New peptide and gene coding for same
... Figure 7 represents a result of electrophoresis showing expression of a 7-hANP gene. Figure 8 represents a construction process of plasmid pS223-3 from plasmid pS83-3 and a DNA fragment containing a base sequence coding for amino acid sequence of 7-hANP, and a construction process of plasmid pS225-3 ...

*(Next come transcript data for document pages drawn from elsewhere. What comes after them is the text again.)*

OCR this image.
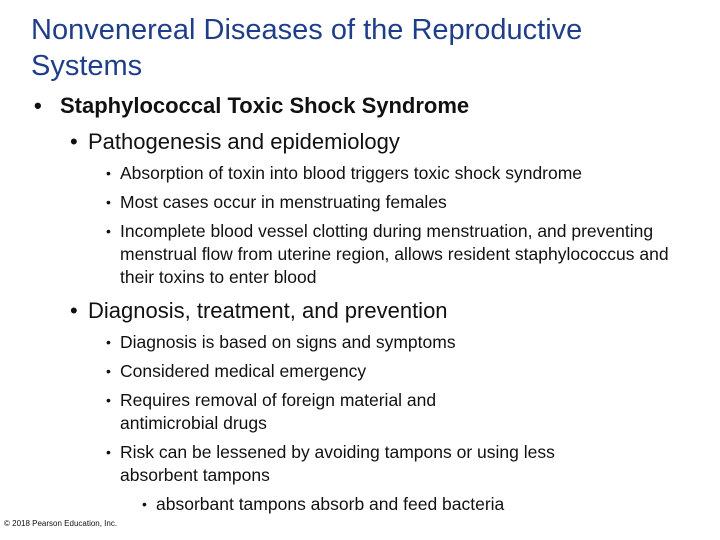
Nonvenereal Diseases of the Reproductive Systems
• Staphylococcal Toxic Shock Syndrome
• Pathogenesis and epidemiology
• Absorption of toxin into blood triggers toxic shock syndrome
• Most cases occur in menstruating females
• Incomplete blood vessel clotting during menstruation, and preventing menstrual flow from uterine region, allows resident staphylococcus and their toxins to enter blood
• Diagnosis, treatment, and prevention
• Diagnosis is based on signs and symptoms
• Considered medical emergency
• Requires removal of foreign material and antimicrobial drugs
• Risk can be lessened by avoiding tampons or using less absorbent tampons
• absorbant tampons absorb and feed bacteria
© 2018 Pearson Education, Inc.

... Figure 7 represents a result of electrophoresis showing expression of a 7-hANP gene. Figure 8 represents a construction process of plasmid pS223-3 from plasmid pS83-3 and a DNA fragment containing a base sequence coding for amino acid sequence of 7-hANP, and a construction process of plasmid pS225-3 ...
Molecular cloning
Molecular cloning is a set of experimental methods in molecular biology that are used to assemble recombinant DNA molecules and to direct their replication within host organisms. The use of the word cloning refers to the fact that the method involves the replication of one molecule to produce a population of cells with identical DNA molecules. Molecular cloning generally uses DNA sequences from two different organisms: the species that is the source of the DNA to be cloned, and the species that will serve as the living host for replication of the recombinant DNA. Molecular cloning methods are central to many contemporary areas of modern biology and medicine.In a conventional molecular cloning experiment, the DNA to be cloned is obtained from an organism of interest, then treated with enzymes in the test tube to generate smaller DNA fragments. Subsequently, these fragments are then combined with vector DNA to generate recombinant DNA molecules. The recombinant DNA is then introduced into a host organism (typically an easy-to-grow, benign, laboratory strain of E. coli bacteria). This will generate a population of organisms in which recombinant DNA molecules are replicated along with the host DNA. Because they contain foreign DNA fragments, these are transgenic or genetically modified microorganisms (GMO). This process takes advantage of the fact that a single bacterial cell can be induced to take up and replicate a single recombinant DNA molecule. This single cell can then be expanded exponentially to generate a large amount of bacteria, each of which contain copies of the original recombinant molecule. Thus, both the resulting bacterial population, and the recombinant DNA molecule, are commonly referred to as ""clones"". Strictly speaking, recombinant DNA refers to DNA molecules, while molecular cloning refers to the experimental methods used to assemble them.